23.3 C
Sierra Leone
Tuesday, June 28, 2022


The Human Rights Commission of Sierra Leone (HRCSL) with support from the United Nations Development Programme (UNDP) and Irish Aid hosted mobile complaints hearing in Joru Gaura in Kenema District and Bonthe Island on Monday 23rd and Tuesday 24th May, 2022.

Residents of the two localities were able to access the Commission in their locality on issues of human rights including; unequal protection before the law; Property deprivation; cases of unfair hearing, child maintenance (child support), child labor; early marriage and domestic violence.

The Mobile Complaints Hearing started in 2017 with the aim of taking the Commission to hard-to-reach communities, where people normally will not have access to its facilities. Since then, the Commission has visited approximately fourteen (14) communities across the country and documented over 100 complaints from residents.

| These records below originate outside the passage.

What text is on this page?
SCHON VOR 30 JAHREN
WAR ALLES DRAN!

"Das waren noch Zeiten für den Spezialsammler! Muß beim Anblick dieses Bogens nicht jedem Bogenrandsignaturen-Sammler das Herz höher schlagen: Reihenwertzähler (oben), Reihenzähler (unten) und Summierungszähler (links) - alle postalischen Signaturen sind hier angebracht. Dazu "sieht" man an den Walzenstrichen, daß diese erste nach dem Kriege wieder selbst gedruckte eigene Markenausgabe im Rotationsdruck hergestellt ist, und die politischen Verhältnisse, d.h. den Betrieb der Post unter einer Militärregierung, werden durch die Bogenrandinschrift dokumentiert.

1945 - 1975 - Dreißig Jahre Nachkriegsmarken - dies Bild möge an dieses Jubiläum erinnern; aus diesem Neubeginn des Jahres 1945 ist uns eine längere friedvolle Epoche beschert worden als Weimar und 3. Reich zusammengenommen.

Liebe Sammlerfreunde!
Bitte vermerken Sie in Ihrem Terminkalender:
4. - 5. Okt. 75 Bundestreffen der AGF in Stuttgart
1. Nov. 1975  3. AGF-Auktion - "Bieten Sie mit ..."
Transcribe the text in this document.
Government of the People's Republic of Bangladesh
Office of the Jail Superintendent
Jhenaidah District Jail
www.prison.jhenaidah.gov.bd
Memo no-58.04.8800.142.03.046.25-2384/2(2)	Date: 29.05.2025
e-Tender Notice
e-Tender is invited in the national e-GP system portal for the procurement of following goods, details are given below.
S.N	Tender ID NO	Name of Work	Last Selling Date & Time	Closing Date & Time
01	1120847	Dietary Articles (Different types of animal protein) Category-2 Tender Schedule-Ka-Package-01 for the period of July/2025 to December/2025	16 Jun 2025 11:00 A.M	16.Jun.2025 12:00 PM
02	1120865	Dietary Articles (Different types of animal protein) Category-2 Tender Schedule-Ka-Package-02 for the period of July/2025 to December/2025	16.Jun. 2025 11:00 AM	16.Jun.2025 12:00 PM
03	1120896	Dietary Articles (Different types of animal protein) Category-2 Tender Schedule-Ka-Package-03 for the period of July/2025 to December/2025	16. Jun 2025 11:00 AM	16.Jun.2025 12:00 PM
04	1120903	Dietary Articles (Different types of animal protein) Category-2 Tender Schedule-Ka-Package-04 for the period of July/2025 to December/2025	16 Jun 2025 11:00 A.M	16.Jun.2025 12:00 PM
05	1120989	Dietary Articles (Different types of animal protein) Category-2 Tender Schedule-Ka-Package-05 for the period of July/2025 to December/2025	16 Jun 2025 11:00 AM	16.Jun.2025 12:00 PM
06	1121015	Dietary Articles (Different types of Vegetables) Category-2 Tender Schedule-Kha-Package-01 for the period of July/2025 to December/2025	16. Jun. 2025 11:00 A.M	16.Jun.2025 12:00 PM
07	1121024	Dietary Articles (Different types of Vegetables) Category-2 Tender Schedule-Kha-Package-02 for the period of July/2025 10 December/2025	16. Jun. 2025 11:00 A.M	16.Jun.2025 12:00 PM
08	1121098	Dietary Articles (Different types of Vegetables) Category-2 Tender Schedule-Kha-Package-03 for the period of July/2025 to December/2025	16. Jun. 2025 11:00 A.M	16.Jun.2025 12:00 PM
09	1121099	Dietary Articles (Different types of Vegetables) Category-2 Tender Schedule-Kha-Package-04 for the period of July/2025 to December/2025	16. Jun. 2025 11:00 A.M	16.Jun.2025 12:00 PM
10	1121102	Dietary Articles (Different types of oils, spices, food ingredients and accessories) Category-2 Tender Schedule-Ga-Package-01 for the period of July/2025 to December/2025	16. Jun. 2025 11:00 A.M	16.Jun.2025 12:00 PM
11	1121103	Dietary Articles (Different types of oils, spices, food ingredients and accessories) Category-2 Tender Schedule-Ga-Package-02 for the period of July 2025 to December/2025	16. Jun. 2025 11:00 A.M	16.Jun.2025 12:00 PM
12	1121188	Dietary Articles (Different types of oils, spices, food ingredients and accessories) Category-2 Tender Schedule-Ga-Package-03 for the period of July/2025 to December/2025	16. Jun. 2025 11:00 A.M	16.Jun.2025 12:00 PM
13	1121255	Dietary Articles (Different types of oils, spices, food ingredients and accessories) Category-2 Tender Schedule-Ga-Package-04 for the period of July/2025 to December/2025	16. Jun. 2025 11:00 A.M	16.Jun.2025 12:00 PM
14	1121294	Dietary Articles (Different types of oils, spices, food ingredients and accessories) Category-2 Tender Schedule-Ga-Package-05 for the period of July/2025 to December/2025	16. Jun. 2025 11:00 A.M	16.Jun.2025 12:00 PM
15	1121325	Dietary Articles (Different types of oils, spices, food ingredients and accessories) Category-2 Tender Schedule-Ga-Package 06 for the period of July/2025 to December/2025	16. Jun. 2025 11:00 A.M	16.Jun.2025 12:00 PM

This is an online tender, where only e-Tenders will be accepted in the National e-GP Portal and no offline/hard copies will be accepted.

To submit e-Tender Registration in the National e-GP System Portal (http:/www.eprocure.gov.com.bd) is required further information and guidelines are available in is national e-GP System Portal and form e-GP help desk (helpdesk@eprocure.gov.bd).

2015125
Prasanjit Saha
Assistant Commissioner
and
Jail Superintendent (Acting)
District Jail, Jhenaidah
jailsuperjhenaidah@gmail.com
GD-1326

A total of five complaints were recorded in Joru Gaura from four (4) males and one female, while at the Bonthe Municipal Council Hall, six (6) complaints were documented. Some of the complaints bordered on land disputes, unfair hearing/pervasion of justice by the Sierra Leone Police and non-payment of salaries.

Residents of Joru Gaura in Kenema District and Bonthe Island applauded the Commission for visiting their respective communities to received complaints and added that they have been faced with many challenges bordering on human rights because they were not enlightened on their rights and where to report cases.

In Joru Gaura, Commissioner Oversight for the Directorate of Complaints, Investigations and Legal Services, Commissioner Hassan Samba Yarjah said the HRCSL’s mandate is to protect and promote the rights of all in the country and added; “Enjoying one’s human rights should not infringe on others same rights.”

He noted that the Commission is a problem-solving institution and that those coming with complaints should trust the HRCSL’s role in solving those matters.

Commissioner Yarjah added that complaints that do not fall within the mandate of HRCSL are normally referred to their partners for prompt actions.

In Bonthe Island, complainants expressed optimism of getting redress for cases reported to the HRCSL.

After making his complaint, Jusu Joseph said: “I feel happy today and if only we have had such an opportunity in the past, it would have been good for us. I strongly hope that the Commission will look into the complaints made and come to our aid. I am hopeful of getting positive news from them.”

Deputy Mayor of Bonthe Municipal Council, Mohamed M. Robinson commended the HRCSL for taking the complaints hearing to their doorstep but called on them to consider having an office space in the Island to help address some of the human rights issues affecting residents. Similar sentiment was also expressed by the Chairman of the Bonthe District Human Rights Committee, Patrick Kamara.

Vice Chairperson of the Commission, Victor Idrissa Lansana said the concern from the residents was very legitimate and added; “Bonthe is a very important district and it is good that we have an office space here. We have taken your concern onboard and we will ensure that we analyze it.”

The various teams also embarked on public education in schools, as well as monitoring of health facilities and police cells.